The above-described operations performed by the master sub-module 310 on the slave sub-modules 311-2, 311-i, and 311-n within the corresponding sub-module group are performed by mounting separate additional devices on the master sub-module 310. It can be performed using the control unit built in the master sub-module 310 without any need, and through this, the utilization of the control unit built in the sub-module can be increased.
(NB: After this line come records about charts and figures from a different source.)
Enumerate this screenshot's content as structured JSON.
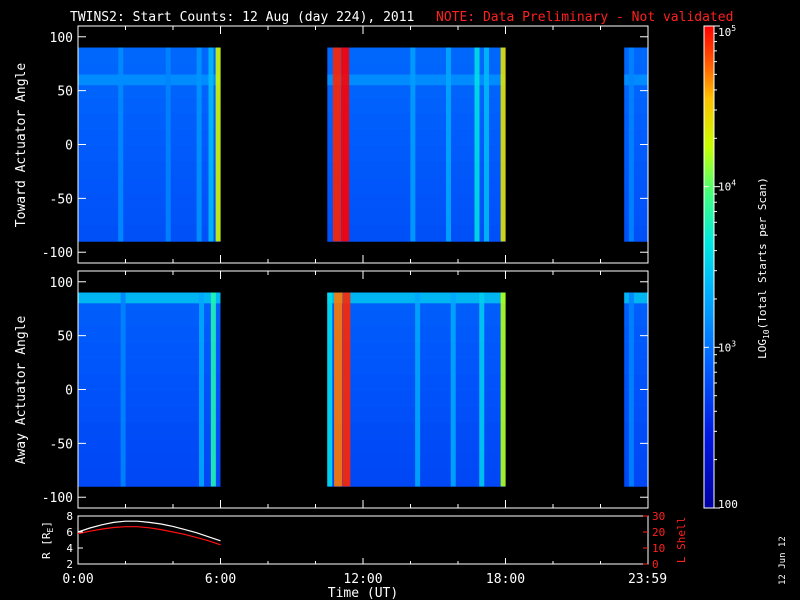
{
  "title": {
    "main": "TWINS2: Start Counts: 12 Aug (day 224), 2011",
    "note": "NOTE: Data Preliminary - Not validated"
  },
  "colors": {
    "background": "#000000",
    "axis": "#ffffff",
    "note": "#ff2020",
    "r_line": "#ffffff",
    "lshell_line": "#ff1010"
  },
  "colorbar": {
    "label": "LOG10(Total Starts per Scan)",
    "label_main": "LOG",
    "label_sub": "10",
    "label_rest": "(Total Starts per Scan)",
    "ticks": [
      {
        "value": 100,
        "text": "100"
      },
      {
        "value": 1000,
        "text_base": "10",
        "text_exp": "3"
      },
      {
        "value": 10000,
        "text_base": "10",
        "text_exp": "4"
      },
      {
        "value": 100000,
        "text_base": "10",
        "text_exp": "5"
      }
    ],
    "range": [
      100,
      100000
    ],
    "scale": "log"
  },
  "footer_date": "12 Jun 12",
  "chart_data": [
    {
      "type": "heatmap",
      "panel": "toward",
      "ylabel": "Toward Actuator Angle",
      "ylim": [
        -110,
        110
      ],
      "yticks": [
        100,
        50,
        0,
        -50,
        -100
      ],
      "xlim": [
        0,
        24
      ],
      "data_y_range": [
        -90,
        90
      ],
      "segments": [
        {
          "start": 0,
          "end": 6.0
        },
        {
          "start": 10.5,
          "end": 18.0
        },
        {
          "start": 23.0,
          "end": 23.99
        }
      ],
      "background_log": 2.8,
      "bright_bands": [
        {
          "t": 1.8,
          "log": 3.15
        },
        {
          "t": 3.8,
          "log": 3.1
        },
        {
          "t": 5.1,
          "log": 3.2
        },
        {
          "t": 5.6,
          "log": 3.4
        },
        {
          "t": 5.9,
          "log": 4.3
        },
        {
          "t": 10.9,
          "log": 4.9
        },
        {
          "t": 11.25,
          "log": 5.0
        },
        {
          "t": 14.1,
          "log": 3.25
        },
        {
          "t": 15.6,
          "log": 3.3
        },
        {
          "t": 16.8,
          "log": 3.6
        },
        {
          "t": 17.2,
          "log": 3.4
        },
        {
          "t": 17.9,
          "log": 4.4
        },
        {
          "t": 23.3,
          "log": 3.1
        }
      ],
      "angle_band": {
        "angle": 60,
        "log": 3.2
      }
    },
    {
      "type": "heatmap",
      "panel": "away",
      "ylabel": "Away Actuator Angle",
      "ylim": [
        -110,
        110
      ],
      "yticks": [
        100,
        50,
        0,
        -50,
        -100
      ],
      "xlim": [
        0,
        24
      ],
      "data_y_range": [
        -90,
        90
      ],
      "segments": [
        {
          "start": 0,
          "end": 6.0
        },
        {
          "start": 10.5,
          "end": 18.0
        },
        {
          "start": 23.0,
          "end": 23.99
        }
      ],
      "background_log": 2.75,
      "bright_bands": [
        {
          "t": 1.9,
          "log": 3.1
        },
        {
          "t": 5.2,
          "log": 3.3
        },
        {
          "t": 5.7,
          "log": 3.8
        },
        {
          "t": 10.6,
          "log": 3.6
        },
        {
          "t": 10.95,
          "log": 4.7
        },
        {
          "t": 11.3,
          "log": 4.9
        },
        {
          "t": 14.3,
          "log": 3.3
        },
        {
          "t": 15.8,
          "log": 3.3
        },
        {
          "t": 17.0,
          "log": 3.5
        },
        {
          "t": 17.9,
          "log": 4.2
        },
        {
          "t": 23.3,
          "log": 3.1
        }
      ],
      "angle_band": {
        "angle": 85,
        "log": 3.5
      }
    },
    {
      "type": "line",
      "panel": "orbit",
      "ylabel": "R [RE]",
      "ylabel_main": "R [R",
      "ylabel_sub": "E",
      "ylabel_end": "]",
      "ylim": [
        2,
        8
      ],
      "yticks": [
        2,
        4,
        6,
        8
      ],
      "y2label": "L Shell",
      "y2lim": [
        0,
        30
      ],
      "y2ticks": [
        0,
        10,
        20,
        30
      ],
      "xlabel": "Time (UT)",
      "xlim": [
        0,
        24
      ],
      "xticks": [
        {
          "t": 0,
          "text": "0:00"
        },
        {
          "t": 6,
          "text": "6:00"
        },
        {
          "t": 12,
          "text": "12:00"
        },
        {
          "t": 18,
          "text": "18:00"
        },
        {
          "t": 23.98,
          "text": "23:59"
        }
      ],
      "series": [
        {
          "name": "R [RE]",
          "axis": "left",
          "x": [
            0,
            0.5,
            1,
            1.5,
            2,
            2.5,
            3,
            3.5,
            4,
            4.5,
            5,
            5.5,
            6
          ],
          "y": [
            6.0,
            6.5,
            6.9,
            7.2,
            7.35,
            7.35,
            7.2,
            7.0,
            6.7,
            6.3,
            5.9,
            5.4,
            4.9
          ]
        },
        {
          "name": "L Shell",
          "axis": "right",
          "x": [
            0,
            0.5,
            1,
            1.5,
            2,
            2.5,
            3,
            3.5,
            4,
            4.5,
            5,
            5.5,
            6
          ],
          "y": [
            19,
            20.5,
            21.8,
            22.8,
            23.3,
            23.3,
            22.6,
            21.5,
            20,
            18.5,
            16.5,
            14.5,
            12
          ]
        }
      ]
    }
  ]
}
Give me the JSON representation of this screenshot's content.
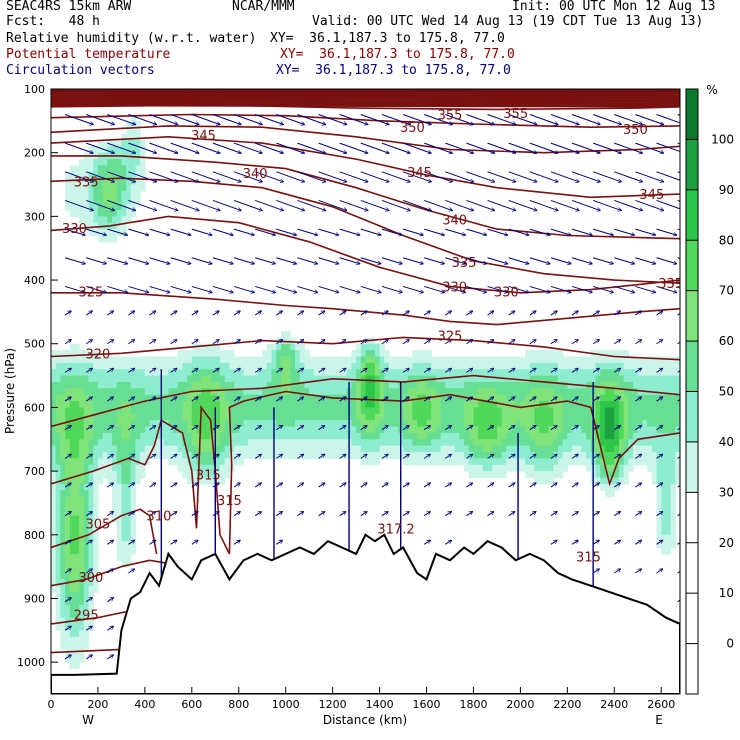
{
  "header": {
    "model": "SEAC4RS 15km ARW",
    "forecast": "Fcst:   48 h",
    "center": "NCAR/MMM",
    "init": "Init: 00 UTC Mon 12 Aug 13",
    "valid": "Valid: 00 UTC Wed 14 Aug 13 (19 CDT Tue 13 Aug 13)",
    "fields": [
      {
        "name": "Relative humidity (w.r.t. water)",
        "xy": "XY=  36.1,187.3 to 175.8, 77.0",
        "color": "#000000"
      },
      {
        "name": "Potential temperature",
        "xy": "XY=  36.1,187.3 to 175.8, 77.0",
        "color": "#8b0000"
      },
      {
        "name": "Circulation vectors",
        "xy": "XY=  36.1,187.3 to 175.8, 77.0",
        "color": "#00007f"
      }
    ]
  },
  "chart_data": {
    "type": "heatmap",
    "title": "Cross section: relative humidity (shaded), potential temperature (contours), circulation vectors",
    "xlabel": "Distance (km)",
    "ylabel": "Pressure (hPa)",
    "x_ticks": [
      0,
      200,
      400,
      600,
      800,
      1000,
      1200,
      1400,
      1600,
      1800,
      2000,
      2200,
      2400,
      2600
    ],
    "xlim": [
      0,
      2680
    ],
    "y_ticks": [
      100,
      200,
      300,
      400,
      500,
      600,
      700,
      800,
      900,
      1000
    ],
    "ylim": [
      100,
      1050
    ],
    "x_endpoints": {
      "left": "W",
      "right": "E"
    },
    "colorbar": {
      "unit": "%",
      "ticks": [
        0,
        10,
        20,
        30,
        40,
        50,
        60,
        70,
        80,
        90,
        100
      ],
      "levels": [
        {
          "from": -10,
          "to": 30,
          "color": "#ffffff"
        },
        {
          "from": 30,
          "to": 40,
          "color": "#ccf5ea"
        },
        {
          "from": 40,
          "to": 50,
          "color": "#8eeccf"
        },
        {
          "from": 50,
          "to": 60,
          "color": "#66df94"
        },
        {
          "from": 60,
          "to": 70,
          "color": "#80e47a"
        },
        {
          "from": 70,
          "to": 80,
          "color": "#4fd85a"
        },
        {
          "from": 80,
          "to": 90,
          "color": "#2cc64a"
        },
        {
          "from": 90,
          "to": 100,
          "color": "#1fa040"
        },
        {
          "from": 100,
          "to": 110,
          "color": "#0e7a2e"
        }
      ]
    },
    "theta_contour_labels": [
      {
        "label": "360",
        "x": 2590,
        "p": 118
      },
      {
        "label": "355",
        "x": 1700,
        "p": 140
      },
      {
        "label": "355",
        "x": 1980,
        "p": 138
      },
      {
        "label": "350",
        "x": 1540,
        "p": 160
      },
      {
        "label": "350",
        "x": 2490,
        "p": 163
      },
      {
        "label": "345",
        "x": 650,
        "p": 172
      },
      {
        "label": "345",
        "x": 1570,
        "p": 230
      },
      {
        "label": "345",
        "x": 2560,
        "p": 265
      },
      {
        "label": "340",
        "x": 870,
        "p": 232
      },
      {
        "label": "340",
        "x": 1720,
        "p": 305
      },
      {
        "label": "335",
        "x": 150,
        "p": 245
      },
      {
        "label": "335",
        "x": 1760,
        "p": 372
      },
      {
        "label": "335",
        "x": 2640,
        "p": 405
      },
      {
        "label": "330",
        "x": 100,
        "p": 318
      },
      {
        "label": "330",
        "x": 1720,
        "p": 410
      },
      {
        "label": "330",
        "x": 1940,
        "p": 418
      },
      {
        "label": "325",
        "x": 170,
        "p": 418
      },
      {
        "label": "325",
        "x": 1700,
        "p": 487
      },
      {
        "label": "320",
        "x": 200,
        "p": 515
      },
      {
        "label": "315",
        "x": 670,
        "p": 705
      },
      {
        "label": "315",
        "x": 760,
        "p": 745
      },
      {
        "label": "310",
        "x": 460,
        "p": 770
      },
      {
        "label": "305",
        "x": 200,
        "p": 782
      },
      {
        "label": "317.2",
        "x": 1470,
        "p": 790
      },
      {
        "label": "315",
        "x": 2290,
        "p": 834
      },
      {
        "label": "300",
        "x": 170,
        "p": 866
      },
      {
        "label": "295",
        "x": 150,
        "p": 925
      }
    ]
  }
}
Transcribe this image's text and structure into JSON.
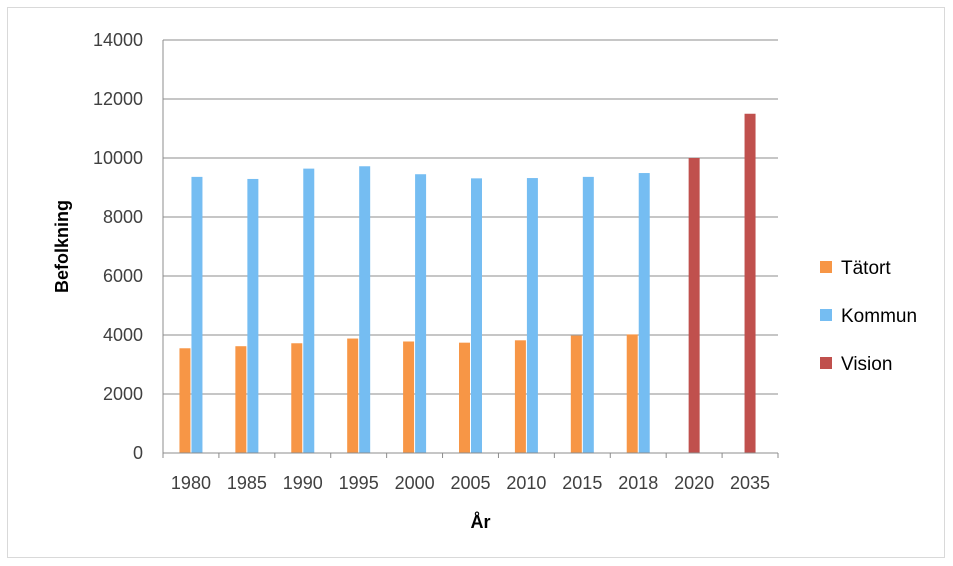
{
  "chart_data": {
    "type": "bar",
    "title": "",
    "xlabel": "År",
    "ylabel": "Befolkning",
    "ylim": [
      0,
      14000
    ],
    "y_ticks": [
      0,
      2000,
      4000,
      6000,
      8000,
      10000,
      12000,
      14000
    ],
    "grid": true,
    "legend_position": "right",
    "categories": [
      "1980",
      "1985",
      "1990",
      "1995",
      "2000",
      "2005",
      "2010",
      "2015",
      "2018",
      "2020",
      "2035"
    ],
    "series": [
      {
        "name": "Tätort",
        "color": "#f79646",
        "values": [
          3550,
          3620,
          3720,
          3880,
          3780,
          3740,
          3820,
          3980,
          4020,
          null,
          null
        ]
      },
      {
        "name": "Kommun",
        "color": "#75bdf2",
        "values": [
          9360,
          9290,
          9640,
          9720,
          9450,
          9310,
          9320,
          9360,
          9490,
          null,
          null
        ]
      },
      {
        "name": "Vision",
        "color": "#c0504d",
        "values": [
          null,
          null,
          null,
          null,
          null,
          null,
          null,
          null,
          null,
          10000,
          11500
        ]
      }
    ]
  }
}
The description of the presented embodiments is provided to enable any person skilled in the art to make or use the present invention. Various modifications to these embodiments will be apparent to those skilled in the art, and the general principles defined herein may be applied to other embodiments without departing from the scope of the invention. Thus, the present invention is not limited to the embodiments presented herein, but is to be construed in the broadest scope consistent with the principles and novel features presented herein.

110: submodule
120: Top Cancer
121: Sub arm
130: 3-phase power system
210: upper controller
220: Sub-controller
310, 320: Master submodule
311-2, 311-i, 311-n: Slave submodule

Claims (7)

A system for controlling submodules of a modular multi-level converter, comprising:
A controller configured to perform modulation and voltage balancing control; and
Includes one or more submodule groups consisting of a plurality of submodules (SMs),
Each submodule includes a control unit for controlling the firing and measuring the status of the submodule,
One of the submodules in the submodule group is a master submodule, and the remaining submodules in the submodule group are slave submodules,
For the submodule group, the controller is directly connected to the master submodule through a firing signal line and a status signal line and is not directly connected to the slave submodules, and the master submodule is connected to each slave in the submodule group. Directly connected to the submodule through a second firing signal line and a second status signal line,
System for controlling submodules of modular multi-level converters. According to claim 1,
The controller generates gate signals (G ₁ to G _n ) for firing control for all sub-modules (SM1 to SMn) of the sub-module group and transmits them to the master sub-module through the firing signal line. And, the control unit of the master sub-module distributes the remaining gate signals (G ₂ to G _n ) excluding the gate signal ( G ₁ ) for itself to the corresponding slave sub-modules through each second firing signal line. composed,
System for controlling submodules of modular multi-level converters. According to claim 1,
The control unit of the master sub-module receives the voltage values (v ₂ to v _n ) of the slave sub-modules of the sub-module group through each second state signal line and includes the voltage value (v ₁ ) of the master sub-module. Configured to transmit voltage values (v ₁ to v _n ) of all sub-modules of a sub-module group to the controller through the status signal line,
System for controlling submodules of modular multi-level converters. According to claim 3,
The control unit of the master sub-module is a control unit of the sub-module group including voltage values (v ₁ to v _n ) of all sub-modules of the sub-module group and current values (i _up or i _lw ) of the sub-module group. configured to transmit status measurement data to the controller via the status signal line,
System for controlling submodules of modular multi-level converters. According to claim 1,
The submodule is a half bridge type submodule (HB-SM),
System for controlling submodules of modular multi-level converters. According to claim 1,
The modular multi-level converter is connected to a three-phase power system, and each sub-module group of the one or more sub-module groups constitutes an upper arm or lower arm for each phase,
System for controlling submodules of modular multi-level converters. According to claim 1,
Further comprising an upper controller connected to the controller and configured to perform reactive power control and voltage control of the modular multi-level converter,
System for controlling submodules of modular multi-level converters.